In the code chunk below, st_make_grid() of sf package is used to create haxegons
hex <- st_make_grid(buildings,
cellsize=100,
square=FALSE) %>%
st_sf() %>%
rowid_to_column('hex_id')
plot(hex)
In the code chunk below, st_join() of sf package is used to count the number of event points in the hexagons.
points_in_hex <- st_join(logs_selected,
hex,
join=st_within) %>%
st_set_geometry(NULL) %>%
count(name='pointCount', hex_id)
head(points_in_hex)
# A tibble: 6 x 2
hex_id pointCount
<int> <int>
1 169 35
2 212 56
3 225 21
4 226 94
5 227 22
6 228 45
In the code chunk below, left_join() of dplyr package is used to perform a left-join by using hex as the target table and points_in_hex as the join table. The join ID is hex_id.
In the code chunk below, tmap package is used to create the hexagon binning map.
traffic <- tm_shape(hex_combined %>%
filter(pointCount > 0))+
tm_fill("pointCount",
n = 8,
style = "quantile") +
tm_borders(alpha = 0.1)+
tm_layout(main.title = 'Traffic of Engagemnt City, Ohio USA',
main.title.size = 1,
frame = FALSE)
traffic
tmap_arrange(facilitiesMap,traffic, widths = c(1))
Insights
Map above shows that the main routes connecting the the north-west to the south area and wet to the east of the city are likely to see more traffic.
There is more traffic in places having schools, restaurant, pubs.

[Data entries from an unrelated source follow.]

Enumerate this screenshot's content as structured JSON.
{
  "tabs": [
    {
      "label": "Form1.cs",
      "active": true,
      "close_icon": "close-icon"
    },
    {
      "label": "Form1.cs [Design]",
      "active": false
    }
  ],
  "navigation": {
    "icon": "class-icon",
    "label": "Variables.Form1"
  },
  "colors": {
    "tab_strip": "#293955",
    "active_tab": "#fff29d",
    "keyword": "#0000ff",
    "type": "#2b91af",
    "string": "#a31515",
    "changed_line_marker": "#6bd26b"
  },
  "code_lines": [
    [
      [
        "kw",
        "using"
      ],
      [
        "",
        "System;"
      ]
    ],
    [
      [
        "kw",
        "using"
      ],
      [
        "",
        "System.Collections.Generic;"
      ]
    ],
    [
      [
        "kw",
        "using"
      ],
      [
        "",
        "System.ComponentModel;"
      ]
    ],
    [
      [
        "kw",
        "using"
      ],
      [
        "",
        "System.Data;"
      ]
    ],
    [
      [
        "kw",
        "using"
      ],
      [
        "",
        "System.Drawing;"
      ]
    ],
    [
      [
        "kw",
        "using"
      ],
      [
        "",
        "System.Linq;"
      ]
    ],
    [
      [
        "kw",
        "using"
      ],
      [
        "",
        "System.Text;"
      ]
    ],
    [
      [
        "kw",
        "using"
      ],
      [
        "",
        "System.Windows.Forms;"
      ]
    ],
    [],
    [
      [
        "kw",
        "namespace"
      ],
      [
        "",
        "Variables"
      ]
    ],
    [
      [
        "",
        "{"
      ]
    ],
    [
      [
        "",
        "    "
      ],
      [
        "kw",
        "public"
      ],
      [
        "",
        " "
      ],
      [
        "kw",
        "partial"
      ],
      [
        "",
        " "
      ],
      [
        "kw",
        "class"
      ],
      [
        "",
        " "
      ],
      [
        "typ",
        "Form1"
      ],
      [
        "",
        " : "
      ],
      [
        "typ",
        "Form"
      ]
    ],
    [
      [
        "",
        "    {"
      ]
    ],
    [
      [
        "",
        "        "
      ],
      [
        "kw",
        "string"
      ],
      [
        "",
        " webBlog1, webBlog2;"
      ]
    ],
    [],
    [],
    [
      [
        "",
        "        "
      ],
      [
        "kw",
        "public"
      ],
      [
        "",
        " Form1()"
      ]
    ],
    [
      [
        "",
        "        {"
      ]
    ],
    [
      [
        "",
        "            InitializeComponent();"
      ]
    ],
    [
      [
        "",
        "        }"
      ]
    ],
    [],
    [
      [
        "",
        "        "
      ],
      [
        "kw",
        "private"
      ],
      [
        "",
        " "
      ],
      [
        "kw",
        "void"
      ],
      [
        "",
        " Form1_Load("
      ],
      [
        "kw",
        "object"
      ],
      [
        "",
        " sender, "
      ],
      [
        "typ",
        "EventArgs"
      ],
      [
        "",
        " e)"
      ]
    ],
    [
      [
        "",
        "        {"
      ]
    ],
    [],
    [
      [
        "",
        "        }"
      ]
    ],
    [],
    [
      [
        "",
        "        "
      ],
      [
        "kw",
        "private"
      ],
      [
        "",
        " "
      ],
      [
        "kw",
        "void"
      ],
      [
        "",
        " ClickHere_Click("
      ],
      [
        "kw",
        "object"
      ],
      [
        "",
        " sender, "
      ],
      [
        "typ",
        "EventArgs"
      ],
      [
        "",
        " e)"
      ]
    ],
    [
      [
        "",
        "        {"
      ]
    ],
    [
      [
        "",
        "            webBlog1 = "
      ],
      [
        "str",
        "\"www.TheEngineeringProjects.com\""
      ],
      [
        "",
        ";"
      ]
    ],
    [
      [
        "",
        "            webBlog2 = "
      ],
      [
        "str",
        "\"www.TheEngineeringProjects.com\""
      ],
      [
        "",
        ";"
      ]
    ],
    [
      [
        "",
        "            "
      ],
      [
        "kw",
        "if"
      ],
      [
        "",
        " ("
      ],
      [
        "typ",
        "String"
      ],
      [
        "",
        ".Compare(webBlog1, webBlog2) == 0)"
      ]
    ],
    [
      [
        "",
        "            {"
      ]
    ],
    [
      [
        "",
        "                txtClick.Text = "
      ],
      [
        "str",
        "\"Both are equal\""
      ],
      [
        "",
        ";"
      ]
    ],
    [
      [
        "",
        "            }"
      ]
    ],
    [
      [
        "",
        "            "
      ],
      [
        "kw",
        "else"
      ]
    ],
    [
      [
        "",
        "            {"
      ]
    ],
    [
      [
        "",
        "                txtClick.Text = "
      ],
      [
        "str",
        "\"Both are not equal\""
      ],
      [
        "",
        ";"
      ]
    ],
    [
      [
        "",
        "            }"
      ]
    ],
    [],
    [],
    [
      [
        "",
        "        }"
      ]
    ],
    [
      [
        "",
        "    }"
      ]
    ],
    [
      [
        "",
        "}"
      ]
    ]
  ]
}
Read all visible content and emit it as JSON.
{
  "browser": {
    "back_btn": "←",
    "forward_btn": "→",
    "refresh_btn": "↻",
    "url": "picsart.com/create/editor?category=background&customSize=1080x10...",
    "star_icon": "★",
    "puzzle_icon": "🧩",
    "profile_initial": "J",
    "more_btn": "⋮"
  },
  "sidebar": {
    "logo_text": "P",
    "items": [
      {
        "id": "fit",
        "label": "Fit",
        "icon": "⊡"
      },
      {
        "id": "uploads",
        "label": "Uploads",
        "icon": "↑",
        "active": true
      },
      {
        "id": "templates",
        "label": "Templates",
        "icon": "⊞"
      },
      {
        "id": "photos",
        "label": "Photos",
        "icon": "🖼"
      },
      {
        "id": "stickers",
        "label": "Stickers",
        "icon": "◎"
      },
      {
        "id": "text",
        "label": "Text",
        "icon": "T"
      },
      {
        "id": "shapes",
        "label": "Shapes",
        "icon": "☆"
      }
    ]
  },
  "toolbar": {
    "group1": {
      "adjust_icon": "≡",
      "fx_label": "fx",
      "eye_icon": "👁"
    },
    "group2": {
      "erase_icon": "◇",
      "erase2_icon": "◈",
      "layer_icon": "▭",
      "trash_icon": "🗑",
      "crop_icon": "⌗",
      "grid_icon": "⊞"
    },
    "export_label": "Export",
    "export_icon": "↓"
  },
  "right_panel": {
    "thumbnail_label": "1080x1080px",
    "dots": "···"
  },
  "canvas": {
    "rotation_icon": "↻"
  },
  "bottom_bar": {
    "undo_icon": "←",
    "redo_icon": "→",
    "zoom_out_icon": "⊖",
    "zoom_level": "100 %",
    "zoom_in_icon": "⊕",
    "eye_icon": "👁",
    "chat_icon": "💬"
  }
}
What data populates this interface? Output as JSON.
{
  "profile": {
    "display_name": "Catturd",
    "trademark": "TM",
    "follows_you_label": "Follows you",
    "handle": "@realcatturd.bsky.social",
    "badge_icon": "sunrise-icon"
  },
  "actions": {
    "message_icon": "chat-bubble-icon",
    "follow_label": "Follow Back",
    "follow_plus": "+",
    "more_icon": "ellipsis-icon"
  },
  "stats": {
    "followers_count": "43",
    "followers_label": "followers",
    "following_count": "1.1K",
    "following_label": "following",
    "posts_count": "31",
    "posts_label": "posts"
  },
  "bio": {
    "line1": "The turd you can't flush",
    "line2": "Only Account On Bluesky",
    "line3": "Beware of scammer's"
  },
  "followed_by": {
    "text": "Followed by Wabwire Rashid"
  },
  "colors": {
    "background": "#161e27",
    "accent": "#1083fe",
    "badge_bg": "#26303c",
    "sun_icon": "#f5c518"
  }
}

Well-known text (WKT) is a human readable representation for spatial objects like points, lines, or enclosed areas on a map, and helps when doing geo-spatial visualizations,
During this nexercise, we learned how to import geospatial data in wkt format into R and saved the imported data as simple feature objects by using sf package, to map geospatial data using tmap package, to process movement data by using sf and tidyverse packages,and to visualise movement data by using tmap and ggplot2 package.